A part of me wants us back together and forgets all of this and just move on but a part of me feels like we just can't forget it and move on. I don't think I can just keep living by throwing my problems under the rug and hoping that they'll go away by themselves when really they don't. They just keep piling up until you can no longer keep them under there and our relationship is too important than to just throw it under the rug. 

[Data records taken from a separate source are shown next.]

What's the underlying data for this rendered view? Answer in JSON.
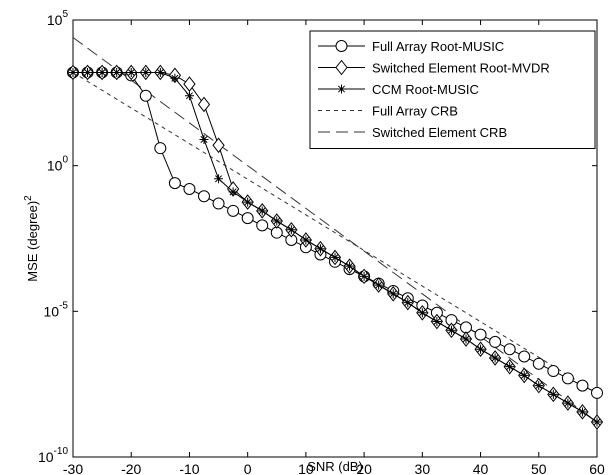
{
  "chart_data": {
    "type": "line",
    "xlabel": "SNR (dB)",
    "ylabel": "MSE (degree)",
    "ylabel_superscript": "2",
    "y_scale": "log",
    "xlim": [
      -30,
      60
    ],
    "ylim_exponent": [
      -10,
      5
    ],
    "grid": false,
    "legend_position": "top-right",
    "x_ticks": [
      {
        "value": -30,
        "label": "-30"
      },
      {
        "value": -20,
        "label": "-20"
      },
      {
        "value": -10,
        "label": "-10"
      },
      {
        "value": 0,
        "label": "0"
      },
      {
        "value": 10,
        "label": "10"
      },
      {
        "value": 20,
        "label": "20"
      },
      {
        "value": 30,
        "label": "30"
      },
      {
        "value": 40,
        "label": "40"
      },
      {
        "value": 50,
        "label": "50"
      },
      {
        "value": 60,
        "label": "60"
      }
    ],
    "y_ticks": [
      {
        "exponent": 5,
        "base": "10",
        "sup": "5"
      },
      {
        "exponent": 0,
        "base": "10",
        "sup": "0"
      },
      {
        "exponent": -5,
        "base": "10",
        "sup": "-5"
      },
      {
        "exponent": -10,
        "base": "10",
        "sup": "-10"
      }
    ],
    "series": [
      {
        "name": "Full Array Root-MUSIC",
        "marker": "circle",
        "dash": "solid",
        "x": [
          -30,
          -27.5,
          -25,
          -22.5,
          -20,
          -17.5,
          -15,
          -12.5,
          -10,
          -7.5,
          -5,
          -2.5,
          0,
          2.5,
          5,
          7.5,
          10,
          12.5,
          15,
          17.5,
          20,
          22.5,
          25,
          27.5,
          30,
          32.5,
          35,
          37.5,
          40,
          42.5,
          45,
          47.5,
          50,
          52.5,
          55,
          57.5,
          60
        ],
        "y_log10": [
          3.2,
          3.2,
          3.2,
          3.2,
          3.1,
          2.4,
          0.6,
          -0.6,
          -0.8,
          -1.05,
          -1.3,
          -1.55,
          -1.8,
          -2.05,
          -2.3,
          -2.55,
          -2.8,
          -3.05,
          -3.3,
          -3.55,
          -3.8,
          -4.05,
          -4.3,
          -4.55,
          -4.8,
          -5.05,
          -5.3,
          -5.55,
          -5.8,
          -6.05,
          -6.3,
          -6.55,
          -6.8,
          -7.05,
          -7.3,
          -7.55,
          -7.8
        ]
      },
      {
        "name": "Switched Element Root-MVDR",
        "marker": "diamond",
        "dash": "solid",
        "x": [
          -30,
          -27.5,
          -25,
          -22.5,
          -20,
          -17.5,
          -15,
          -12.5,
          -10,
          -7.5,
          -5,
          -2.5,
          0,
          2.5,
          5,
          7.5,
          10,
          12.5,
          15,
          17.5,
          20,
          22.5,
          25,
          27.5,
          30,
          32.5,
          35,
          37.5,
          40,
          42.5,
          45,
          47.5,
          50,
          52.5,
          55,
          57.5,
          60
        ],
        "y_log10": [
          3.2,
          3.2,
          3.2,
          3.2,
          3.2,
          3.2,
          3.2,
          3.1,
          2.8,
          2.1,
          0.7,
          -0.8,
          -1.25,
          -1.55,
          -1.9,
          -2.2,
          -2.55,
          -2.85,
          -3.15,
          -3.45,
          -3.8,
          -4.1,
          -4.4,
          -4.7,
          -5.05,
          -5.35,
          -5.65,
          -5.95,
          -6.3,
          -6.6,
          -6.9,
          -7.2,
          -7.55,
          -7.85,
          -8.15,
          -8.45,
          -8.8
        ]
      },
      {
        "name": "CCM Root-MUSIC",
        "marker": "star",
        "dash": "solid",
        "x": [
          -30,
          -27.5,
          -25,
          -22.5,
          -20,
          -17.5,
          -15,
          -12.5,
          -10,
          -7.5,
          -5,
          -2.5,
          0,
          2.5,
          5,
          7.5,
          10,
          12.5,
          15,
          17.5,
          20,
          22.5,
          25,
          27.5,
          30,
          32.5,
          35,
          37.5,
          40,
          42.5,
          45,
          47.5,
          50,
          52.5,
          55,
          57.5,
          60
        ],
        "y_log10": [
          3.2,
          3.2,
          3.2,
          3.2,
          3.2,
          3.2,
          3.2,
          3.0,
          2.4,
          0.9,
          -0.45,
          -0.9,
          -1.25,
          -1.55,
          -1.9,
          -2.2,
          -2.55,
          -2.85,
          -3.15,
          -3.45,
          -3.8,
          -4.1,
          -4.4,
          -4.7,
          -5.05,
          -5.35,
          -5.65,
          -5.95,
          -6.3,
          -6.6,
          -6.9,
          -7.2,
          -7.55,
          -7.85,
          -8.15,
          -8.45,
          -8.8
        ]
      },
      {
        "name": "Full Array CRB",
        "marker": "none",
        "dash": "short",
        "x": [
          -30,
          60
        ],
        "y_log10": [
          3.2,
          -7.8
        ]
      },
      {
        "name": "Switched Element CRB",
        "marker": "none",
        "dash": "long",
        "x": [
          -30,
          60
        ],
        "y_log10": [
          4.4,
          -8.8
        ]
      }
    ]
  }
}
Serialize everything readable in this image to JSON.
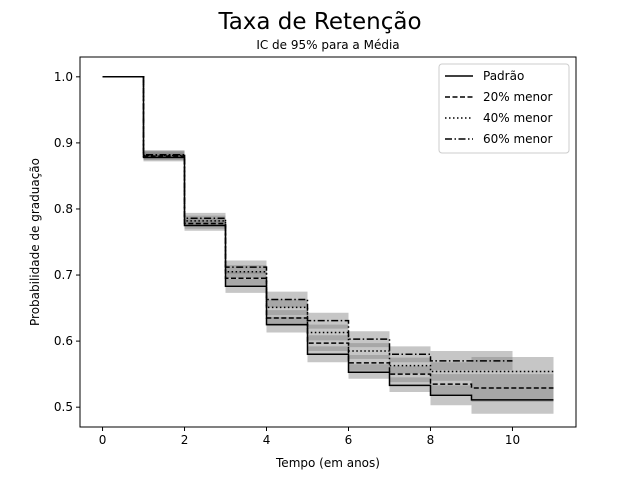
{
  "chart_data": {
    "type": "line",
    "step": "post",
    "title": "Taxa de Retenção",
    "subtitle": "IC de 95% para a Média",
    "xlabel": "Tempo (em anos)",
    "ylabel": "Probabilidade de graduação",
    "xlim": [
      -0.55,
      11.55
    ],
    "ylim": [
      0.47,
      1.03
    ],
    "xticks": [
      0,
      2,
      4,
      6,
      8,
      10
    ],
    "yticks": [
      0.5,
      0.6,
      0.7,
      0.8,
      0.9,
      1.0
    ],
    "ytick_labels": [
      "0.5",
      "0.6",
      "0.7",
      "0.8",
      "0.9",
      "1.0"
    ],
    "grid": false,
    "legend_position": "top-right",
    "ci_color": "#808080",
    "series": [
      {
        "name": "Padrão",
        "linestyle": "solid",
        "x": [
          0,
          1,
          2,
          3,
          4,
          5,
          6,
          7,
          8,
          9,
          11
        ],
        "y": [
          1.0,
          0.878,
          0.775,
          0.683,
          0.625,
          0.58,
          0.553,
          0.533,
          0.518,
          0.511,
          0.511
        ],
        "ci_lower": [
          1.0,
          0.872,
          0.767,
          0.673,
          0.613,
          0.568,
          0.543,
          0.523,
          0.503,
          0.49,
          0.49
        ],
        "ci_upper": [
          1.0,
          0.885,
          0.783,
          0.694,
          0.637,
          0.592,
          0.565,
          0.545,
          0.533,
          0.532,
          0.532
        ]
      },
      {
        "name": "20% menor",
        "linestyle": "dashed",
        "x": [
          0,
          1,
          2,
          3,
          4,
          5,
          6,
          7,
          8,
          9,
          11
        ],
        "y": [
          1.0,
          0.88,
          0.778,
          0.695,
          0.635,
          0.597,
          0.567,
          0.55,
          0.535,
          0.529,
          0.529
        ],
        "ci_lower": [
          1.0,
          0.874,
          0.77,
          0.685,
          0.623,
          0.585,
          0.555,
          0.538,
          0.52,
          0.508,
          0.508
        ],
        "ci_upper": [
          1.0,
          0.887,
          0.786,
          0.705,
          0.647,
          0.609,
          0.579,
          0.562,
          0.55,
          0.55,
          0.55
        ]
      },
      {
        "name": "40% menor",
        "linestyle": "dotted",
        "x": [
          0,
          1,
          2,
          3,
          4,
          5,
          6,
          7,
          8,
          9,
          11
        ],
        "y": [
          1.0,
          0.881,
          0.782,
          0.705,
          0.651,
          0.613,
          0.585,
          0.563,
          0.554,
          0.554,
          0.554
        ],
        "ci_lower": [
          1.0,
          0.875,
          0.774,
          0.695,
          0.639,
          0.601,
          0.573,
          0.551,
          0.54,
          0.532,
          0.532
        ],
        "ci_upper": [
          1.0,
          0.888,
          0.79,
          0.715,
          0.663,
          0.625,
          0.597,
          0.575,
          0.568,
          0.576,
          0.576
        ]
      },
      {
        "name": "60% menor",
        "linestyle": "dashdot",
        "x": [
          0,
          1,
          2,
          3,
          4,
          5,
          6,
          7,
          8,
          9,
          10
        ],
        "y": [
          1.0,
          0.882,
          0.786,
          0.712,
          0.663,
          0.631,
          0.603,
          0.58,
          0.57,
          0.57,
          0.57
        ],
        "ci_lower": [
          1.0,
          0.876,
          0.778,
          0.702,
          0.651,
          0.619,
          0.591,
          0.568,
          0.556,
          0.556,
          0.556
        ],
        "ci_upper": [
          1.0,
          0.889,
          0.794,
          0.722,
          0.675,
          0.643,
          0.615,
          0.592,
          0.585,
          0.585,
          0.585
        ]
      }
    ]
  }
}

"As much as I want to just move on with you, Jack.... I can't...... I can't keep just throwing the problems underneath the rug and hope that they'll go away..... If we just go and forget this it'll be this big unspoken thing between us........ Lying to each other is not something I take lightly, Jack.. I'm serious on that.... and I learn't that sometimes lying to protect the ones you love might turn out more painful for them then if they found out the truth........ I'm sorry but I just can't go and forget this never happened." I said and I see his entire body sink in defeat. 

"So what are you saying?" He asks, his voice shaking a bit. And I can't help but feel my heart break at the decision I'm gonna make. 

"I think that.... we should take some time apart.... to just figure stuff out." I said, and I see his eyes widen in panic. 

"No... we've taken that time, Vic..... we can talk it out.... we can fix this, munchkin... We can fix this right now, if you want... I just can't lose you....... Please, munchkin.. don't do this" He said, his voice breaking at the end as his eyes fill with pain.